When running a Docker or manual install you can simply increase net.core.rmem_max/rmem_default values on the host OS using sysctl.conf or other supported methods for the given Linux distribution. This is more complex for those using the addon with Home Assistant OS, which doesn't even allow SSH access to the actual host OS by default. However, if you want to improve your video quality in this case it is possible to follow [these instructions] (https://developers.home-assistant.io/docs/operating-system/debugging/) to enable full SSH access to the host. Once rool level ssh to the host OS is possible (must be the real debug/developer console root, not the SSH console provided by some addons) you can then perform the following steps:

# cd /etc/udev/rules.d
# vi 99-local.rules

Copy and paste the following:

ACTION=="add", SUBSYSTEM=="net", RUN+="/bin/sh -c 'sysctl -w net.core.rmem_max=2097152'"
ACTION=="add", SUBSYSTEM=="net", RUN+="/bin/sh -c 'sysctl -w net.core.rmem_default=2097152'"

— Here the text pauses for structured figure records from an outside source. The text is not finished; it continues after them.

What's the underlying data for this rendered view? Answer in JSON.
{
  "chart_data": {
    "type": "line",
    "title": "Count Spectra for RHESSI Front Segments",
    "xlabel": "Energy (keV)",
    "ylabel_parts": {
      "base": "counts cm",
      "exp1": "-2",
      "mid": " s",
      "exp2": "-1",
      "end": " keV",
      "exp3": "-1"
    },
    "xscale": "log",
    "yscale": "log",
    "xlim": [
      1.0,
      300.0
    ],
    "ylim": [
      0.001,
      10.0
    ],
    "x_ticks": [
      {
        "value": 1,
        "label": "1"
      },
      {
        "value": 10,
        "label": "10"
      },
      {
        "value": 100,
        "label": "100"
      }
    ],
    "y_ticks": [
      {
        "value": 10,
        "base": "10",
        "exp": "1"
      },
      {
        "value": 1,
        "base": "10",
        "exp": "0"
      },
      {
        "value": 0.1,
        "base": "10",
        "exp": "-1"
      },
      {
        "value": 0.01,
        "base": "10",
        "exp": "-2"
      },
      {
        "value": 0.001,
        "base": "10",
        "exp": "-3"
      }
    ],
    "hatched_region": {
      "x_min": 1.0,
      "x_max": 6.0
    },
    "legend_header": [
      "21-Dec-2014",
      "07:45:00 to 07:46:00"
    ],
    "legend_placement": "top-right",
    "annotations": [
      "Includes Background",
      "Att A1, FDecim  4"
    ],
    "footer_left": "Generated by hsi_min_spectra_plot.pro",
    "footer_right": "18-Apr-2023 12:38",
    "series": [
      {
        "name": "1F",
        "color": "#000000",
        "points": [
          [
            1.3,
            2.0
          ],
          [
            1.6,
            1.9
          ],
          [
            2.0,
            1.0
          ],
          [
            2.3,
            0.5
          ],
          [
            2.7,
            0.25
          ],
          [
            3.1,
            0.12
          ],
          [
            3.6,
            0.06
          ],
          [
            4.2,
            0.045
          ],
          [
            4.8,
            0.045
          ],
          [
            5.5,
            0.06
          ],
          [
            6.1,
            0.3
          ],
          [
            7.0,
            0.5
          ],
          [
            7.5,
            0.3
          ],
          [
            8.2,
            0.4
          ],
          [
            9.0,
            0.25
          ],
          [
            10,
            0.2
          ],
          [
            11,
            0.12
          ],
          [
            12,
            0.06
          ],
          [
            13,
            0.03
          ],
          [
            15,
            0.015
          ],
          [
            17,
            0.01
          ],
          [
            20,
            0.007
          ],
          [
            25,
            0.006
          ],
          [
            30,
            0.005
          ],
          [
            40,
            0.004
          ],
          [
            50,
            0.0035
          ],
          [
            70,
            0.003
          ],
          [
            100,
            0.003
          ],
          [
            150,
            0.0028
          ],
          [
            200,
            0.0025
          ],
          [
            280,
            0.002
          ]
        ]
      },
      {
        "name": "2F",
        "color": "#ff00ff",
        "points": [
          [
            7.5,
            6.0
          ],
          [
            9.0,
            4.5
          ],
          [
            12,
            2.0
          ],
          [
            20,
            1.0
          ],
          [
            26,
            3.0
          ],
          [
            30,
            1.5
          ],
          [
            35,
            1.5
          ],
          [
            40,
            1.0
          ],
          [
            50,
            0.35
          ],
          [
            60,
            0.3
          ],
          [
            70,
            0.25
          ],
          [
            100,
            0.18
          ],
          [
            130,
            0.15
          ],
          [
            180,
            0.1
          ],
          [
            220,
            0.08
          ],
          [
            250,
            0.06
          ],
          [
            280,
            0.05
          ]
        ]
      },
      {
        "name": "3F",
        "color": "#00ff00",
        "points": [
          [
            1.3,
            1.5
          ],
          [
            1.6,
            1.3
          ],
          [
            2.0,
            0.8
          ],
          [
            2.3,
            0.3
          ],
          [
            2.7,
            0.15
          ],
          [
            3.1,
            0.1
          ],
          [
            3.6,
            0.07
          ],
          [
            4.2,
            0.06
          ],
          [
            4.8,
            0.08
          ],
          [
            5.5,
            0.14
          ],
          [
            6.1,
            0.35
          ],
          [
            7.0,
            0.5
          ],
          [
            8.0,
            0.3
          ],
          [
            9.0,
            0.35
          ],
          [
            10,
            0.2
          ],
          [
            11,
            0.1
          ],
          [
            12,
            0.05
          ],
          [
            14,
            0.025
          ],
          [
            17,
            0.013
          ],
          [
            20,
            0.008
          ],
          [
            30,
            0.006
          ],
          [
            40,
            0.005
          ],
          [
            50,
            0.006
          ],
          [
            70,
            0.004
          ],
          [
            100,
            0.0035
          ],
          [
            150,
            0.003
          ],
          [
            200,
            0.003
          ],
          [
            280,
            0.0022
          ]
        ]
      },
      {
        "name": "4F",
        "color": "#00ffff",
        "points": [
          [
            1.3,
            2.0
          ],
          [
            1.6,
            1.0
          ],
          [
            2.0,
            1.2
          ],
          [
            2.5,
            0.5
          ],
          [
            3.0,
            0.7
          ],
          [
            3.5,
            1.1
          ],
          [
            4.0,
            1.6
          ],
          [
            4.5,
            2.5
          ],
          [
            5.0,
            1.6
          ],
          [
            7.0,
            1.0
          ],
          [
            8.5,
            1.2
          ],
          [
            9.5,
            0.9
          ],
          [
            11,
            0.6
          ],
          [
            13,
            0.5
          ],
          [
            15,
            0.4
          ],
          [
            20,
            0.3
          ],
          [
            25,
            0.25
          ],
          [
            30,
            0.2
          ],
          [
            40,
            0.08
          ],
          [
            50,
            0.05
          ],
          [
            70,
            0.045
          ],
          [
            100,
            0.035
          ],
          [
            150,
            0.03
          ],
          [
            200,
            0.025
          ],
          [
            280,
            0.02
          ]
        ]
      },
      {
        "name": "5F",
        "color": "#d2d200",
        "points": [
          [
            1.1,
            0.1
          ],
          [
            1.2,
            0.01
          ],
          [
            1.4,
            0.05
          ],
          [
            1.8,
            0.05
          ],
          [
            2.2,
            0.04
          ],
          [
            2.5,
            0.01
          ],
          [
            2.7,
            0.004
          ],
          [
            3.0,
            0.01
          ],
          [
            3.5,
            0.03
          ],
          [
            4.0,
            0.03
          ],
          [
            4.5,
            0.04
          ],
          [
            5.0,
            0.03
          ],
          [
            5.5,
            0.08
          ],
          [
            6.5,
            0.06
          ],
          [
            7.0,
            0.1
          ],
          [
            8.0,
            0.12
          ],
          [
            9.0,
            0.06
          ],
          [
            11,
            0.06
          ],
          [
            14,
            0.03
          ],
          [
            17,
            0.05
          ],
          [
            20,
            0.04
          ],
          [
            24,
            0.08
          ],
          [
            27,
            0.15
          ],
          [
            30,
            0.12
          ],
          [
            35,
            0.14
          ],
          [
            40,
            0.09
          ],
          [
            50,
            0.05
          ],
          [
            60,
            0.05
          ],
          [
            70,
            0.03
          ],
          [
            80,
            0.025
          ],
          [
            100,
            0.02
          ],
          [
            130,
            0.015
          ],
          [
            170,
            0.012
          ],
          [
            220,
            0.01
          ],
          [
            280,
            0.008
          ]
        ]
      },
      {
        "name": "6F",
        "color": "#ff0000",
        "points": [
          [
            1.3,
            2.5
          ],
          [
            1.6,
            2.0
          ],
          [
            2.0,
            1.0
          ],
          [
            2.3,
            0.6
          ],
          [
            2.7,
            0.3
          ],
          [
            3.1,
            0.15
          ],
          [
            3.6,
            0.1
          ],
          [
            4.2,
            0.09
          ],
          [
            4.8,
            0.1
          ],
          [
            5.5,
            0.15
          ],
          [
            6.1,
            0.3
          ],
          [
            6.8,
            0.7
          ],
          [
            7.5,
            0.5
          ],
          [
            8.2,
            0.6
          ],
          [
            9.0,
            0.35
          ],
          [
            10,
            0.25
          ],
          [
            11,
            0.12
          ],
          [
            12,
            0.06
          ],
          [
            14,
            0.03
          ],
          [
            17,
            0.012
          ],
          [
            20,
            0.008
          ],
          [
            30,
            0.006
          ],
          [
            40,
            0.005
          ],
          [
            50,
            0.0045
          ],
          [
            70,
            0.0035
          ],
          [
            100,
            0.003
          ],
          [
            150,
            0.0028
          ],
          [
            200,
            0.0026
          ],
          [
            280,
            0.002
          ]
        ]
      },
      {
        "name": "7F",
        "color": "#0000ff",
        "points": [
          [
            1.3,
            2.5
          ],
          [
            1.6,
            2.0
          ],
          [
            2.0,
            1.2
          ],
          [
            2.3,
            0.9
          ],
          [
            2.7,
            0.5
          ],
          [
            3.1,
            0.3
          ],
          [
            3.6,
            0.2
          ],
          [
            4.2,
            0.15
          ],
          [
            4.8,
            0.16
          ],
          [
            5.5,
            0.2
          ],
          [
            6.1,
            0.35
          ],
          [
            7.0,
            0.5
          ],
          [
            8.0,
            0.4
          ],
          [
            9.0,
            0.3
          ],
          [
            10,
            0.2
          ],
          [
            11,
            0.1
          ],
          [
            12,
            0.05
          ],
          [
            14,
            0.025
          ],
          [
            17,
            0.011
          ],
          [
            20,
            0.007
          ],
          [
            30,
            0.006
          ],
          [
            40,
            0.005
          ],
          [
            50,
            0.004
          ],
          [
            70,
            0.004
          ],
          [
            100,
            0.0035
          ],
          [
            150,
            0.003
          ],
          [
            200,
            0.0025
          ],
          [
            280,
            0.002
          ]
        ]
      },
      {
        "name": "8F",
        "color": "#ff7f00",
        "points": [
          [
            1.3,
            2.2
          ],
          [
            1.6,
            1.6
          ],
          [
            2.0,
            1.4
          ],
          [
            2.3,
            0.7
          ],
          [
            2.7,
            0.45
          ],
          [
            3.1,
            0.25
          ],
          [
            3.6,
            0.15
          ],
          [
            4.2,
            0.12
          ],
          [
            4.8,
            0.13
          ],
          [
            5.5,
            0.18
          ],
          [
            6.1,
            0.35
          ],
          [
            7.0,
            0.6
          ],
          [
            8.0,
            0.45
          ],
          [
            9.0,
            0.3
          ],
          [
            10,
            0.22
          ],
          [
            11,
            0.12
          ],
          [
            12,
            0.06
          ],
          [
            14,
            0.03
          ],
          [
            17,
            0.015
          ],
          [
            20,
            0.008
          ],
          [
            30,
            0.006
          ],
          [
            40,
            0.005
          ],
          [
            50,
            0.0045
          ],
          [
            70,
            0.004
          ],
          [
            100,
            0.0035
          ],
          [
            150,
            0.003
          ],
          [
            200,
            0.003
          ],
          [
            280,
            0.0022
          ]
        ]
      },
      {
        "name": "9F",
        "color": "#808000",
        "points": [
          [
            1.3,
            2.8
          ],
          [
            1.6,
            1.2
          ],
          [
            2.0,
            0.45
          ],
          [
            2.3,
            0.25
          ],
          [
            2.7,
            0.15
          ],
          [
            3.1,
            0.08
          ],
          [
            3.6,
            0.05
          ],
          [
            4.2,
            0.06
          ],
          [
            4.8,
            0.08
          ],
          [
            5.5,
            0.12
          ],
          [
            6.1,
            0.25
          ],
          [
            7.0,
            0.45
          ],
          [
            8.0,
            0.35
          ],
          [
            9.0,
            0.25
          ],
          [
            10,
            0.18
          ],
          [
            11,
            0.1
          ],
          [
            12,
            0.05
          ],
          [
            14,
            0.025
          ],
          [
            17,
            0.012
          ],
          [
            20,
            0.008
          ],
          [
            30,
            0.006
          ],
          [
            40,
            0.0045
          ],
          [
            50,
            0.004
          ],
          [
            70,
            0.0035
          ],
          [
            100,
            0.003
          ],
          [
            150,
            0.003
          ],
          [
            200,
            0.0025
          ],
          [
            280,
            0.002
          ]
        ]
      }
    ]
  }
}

Save the file (:wq) and reboot the host, log back in and verify that /proc/sys/net/core/rmem_max/default are set to 2097152 (2MB) instead of the default (~200KB). This implements the update of UDP buffers as a UDEV rule because /etc/udev/rules.d is one of the few mount points that is persistent within Home Assistant OS and thus the changes made this way should survive reboots and future OS updates.

Q) Why do I see high memory usage?
A) Support for live streaming uses rtsp-simple-server, which is a binary process running in addition to the normal node process used by ring-mqtt. When idle, this process uses minimal memory (typically <20MB). However, each active stream has at least one FFmpeg process to read the incoming stream and publish it to the server. Total memory usage is typically about 25-30MB per each active stream on top of the base memory usage of the addon. Also, when using Home Assistant, the Home Assistant core memory usage will also increase somewhat for each stream. The worker thread pool needed for WebRTC support in 5.x uses additional memory as well. Typical memory usage should be between 250-350MB when running 5-6 streams.

Q) Why are there no motion events while live streaming?
A) This is a limitation of Ring cameras as they do not detect/send motion events while a stream/recording is active. The code itself has no limitations in this regard.

Q) Why do I have so many recordings on my Ring App?
A) If you have a Ring Protect subscription then all "live streams" are actually recording sessions as well, so every time you start a live view of your camera you will see a recording in the Ring app.